RÉPUBLIQUE FRANÇAISE

N° 357 LIBERTÉ — ÉGALITÉ — FRATERNITÉ N° 357

COMMUNE DE PARIS

XE ARRONDISSEMENT

DEUXIÈME RAPPORT SUR LA RECHERCHE DES CRIMES COMMIS À L’ÉGLISE SAINT-LAURENT

NOTICE

Le passé

Dès les premiers siècles de la monarchie française, l’église Saint-Laurent fut édifiée où se trouve aujourd’hui le couvent de Saint-Lazare. Plus tard, cette paroisse fut transportée de l’autre côté de la route, c’est-à-dire dans le cimetière, place qu’elle occupe encore aujourd’hui.

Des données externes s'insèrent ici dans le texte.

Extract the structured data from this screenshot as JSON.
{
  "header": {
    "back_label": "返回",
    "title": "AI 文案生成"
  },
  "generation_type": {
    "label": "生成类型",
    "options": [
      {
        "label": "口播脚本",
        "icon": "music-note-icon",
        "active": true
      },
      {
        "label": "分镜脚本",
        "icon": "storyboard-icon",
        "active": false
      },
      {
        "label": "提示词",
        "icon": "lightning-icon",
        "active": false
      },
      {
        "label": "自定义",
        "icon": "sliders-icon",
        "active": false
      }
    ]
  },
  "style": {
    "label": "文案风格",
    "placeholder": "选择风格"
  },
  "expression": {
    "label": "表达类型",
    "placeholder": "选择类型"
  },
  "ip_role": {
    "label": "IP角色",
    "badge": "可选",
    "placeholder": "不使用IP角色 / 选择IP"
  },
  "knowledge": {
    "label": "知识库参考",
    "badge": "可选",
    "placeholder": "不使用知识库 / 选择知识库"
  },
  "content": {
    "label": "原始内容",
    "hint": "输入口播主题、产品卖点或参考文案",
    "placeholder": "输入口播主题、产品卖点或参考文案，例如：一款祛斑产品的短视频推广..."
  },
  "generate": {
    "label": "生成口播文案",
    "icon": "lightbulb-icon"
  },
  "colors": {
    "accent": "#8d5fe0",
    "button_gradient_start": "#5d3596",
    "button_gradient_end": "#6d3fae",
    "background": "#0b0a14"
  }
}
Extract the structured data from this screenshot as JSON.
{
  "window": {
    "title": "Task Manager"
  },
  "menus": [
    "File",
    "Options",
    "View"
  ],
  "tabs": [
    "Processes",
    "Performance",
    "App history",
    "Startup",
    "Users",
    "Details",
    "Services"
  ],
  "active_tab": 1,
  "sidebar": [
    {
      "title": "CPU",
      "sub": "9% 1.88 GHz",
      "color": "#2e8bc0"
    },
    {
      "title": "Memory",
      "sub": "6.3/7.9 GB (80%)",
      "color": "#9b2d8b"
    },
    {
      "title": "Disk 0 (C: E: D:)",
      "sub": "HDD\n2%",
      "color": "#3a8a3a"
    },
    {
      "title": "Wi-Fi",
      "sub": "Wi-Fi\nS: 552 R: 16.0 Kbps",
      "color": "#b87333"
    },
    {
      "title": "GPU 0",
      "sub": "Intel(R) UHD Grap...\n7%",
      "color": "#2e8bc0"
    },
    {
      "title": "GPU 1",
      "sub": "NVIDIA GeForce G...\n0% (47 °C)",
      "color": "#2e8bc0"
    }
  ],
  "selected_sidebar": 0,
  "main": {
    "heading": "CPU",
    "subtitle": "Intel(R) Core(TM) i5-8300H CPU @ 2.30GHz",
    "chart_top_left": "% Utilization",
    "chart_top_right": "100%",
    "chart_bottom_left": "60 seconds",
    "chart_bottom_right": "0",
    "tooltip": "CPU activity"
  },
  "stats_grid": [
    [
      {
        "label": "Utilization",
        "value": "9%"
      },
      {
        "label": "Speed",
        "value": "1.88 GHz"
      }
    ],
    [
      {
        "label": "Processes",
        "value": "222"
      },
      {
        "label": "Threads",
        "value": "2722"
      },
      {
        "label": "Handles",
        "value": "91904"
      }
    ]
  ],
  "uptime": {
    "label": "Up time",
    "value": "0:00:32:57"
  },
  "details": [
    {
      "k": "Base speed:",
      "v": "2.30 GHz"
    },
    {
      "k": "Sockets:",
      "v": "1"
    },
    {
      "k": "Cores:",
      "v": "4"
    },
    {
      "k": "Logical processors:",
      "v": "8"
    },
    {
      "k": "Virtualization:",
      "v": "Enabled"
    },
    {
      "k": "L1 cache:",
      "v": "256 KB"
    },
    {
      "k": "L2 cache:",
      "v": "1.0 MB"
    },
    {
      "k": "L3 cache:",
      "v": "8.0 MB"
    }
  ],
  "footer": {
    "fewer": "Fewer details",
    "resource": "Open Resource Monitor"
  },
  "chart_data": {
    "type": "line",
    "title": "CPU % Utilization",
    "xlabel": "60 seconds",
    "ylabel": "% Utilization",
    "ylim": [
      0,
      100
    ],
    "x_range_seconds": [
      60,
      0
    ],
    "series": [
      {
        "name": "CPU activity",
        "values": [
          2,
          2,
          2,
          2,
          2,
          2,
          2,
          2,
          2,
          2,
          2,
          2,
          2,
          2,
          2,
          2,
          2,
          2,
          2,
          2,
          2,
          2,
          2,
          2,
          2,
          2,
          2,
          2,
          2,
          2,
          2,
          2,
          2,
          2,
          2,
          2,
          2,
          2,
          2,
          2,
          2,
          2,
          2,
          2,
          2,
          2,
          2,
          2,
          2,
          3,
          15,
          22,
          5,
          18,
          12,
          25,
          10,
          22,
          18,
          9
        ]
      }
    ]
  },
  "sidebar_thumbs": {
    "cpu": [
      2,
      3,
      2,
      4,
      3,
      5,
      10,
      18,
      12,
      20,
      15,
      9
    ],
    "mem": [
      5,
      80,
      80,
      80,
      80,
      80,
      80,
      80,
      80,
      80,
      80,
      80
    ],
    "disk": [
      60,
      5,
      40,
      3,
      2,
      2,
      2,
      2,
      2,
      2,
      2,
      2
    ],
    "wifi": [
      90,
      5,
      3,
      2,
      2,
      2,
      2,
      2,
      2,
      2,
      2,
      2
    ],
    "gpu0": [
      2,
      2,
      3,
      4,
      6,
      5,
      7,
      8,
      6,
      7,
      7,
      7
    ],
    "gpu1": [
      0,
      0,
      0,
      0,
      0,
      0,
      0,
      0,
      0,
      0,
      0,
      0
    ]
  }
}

La première pensée qui vient à l’esprit, c’est qu’un conduit souterrain devait exister entre Saint-Lazare et l’église actuelle, ainsi qu’il en a toujours existé entre les maisons religieuses des deux sexes, pour faciliter les orgies de la gent cléricale. Il en était de même pour les châteaux féodaux, où des passages secrets permettaient de s’échapper aux heures de danger. Partant de là, rien de plus compréhensible, rien de plus saisissant que la déduction qui en jaillit.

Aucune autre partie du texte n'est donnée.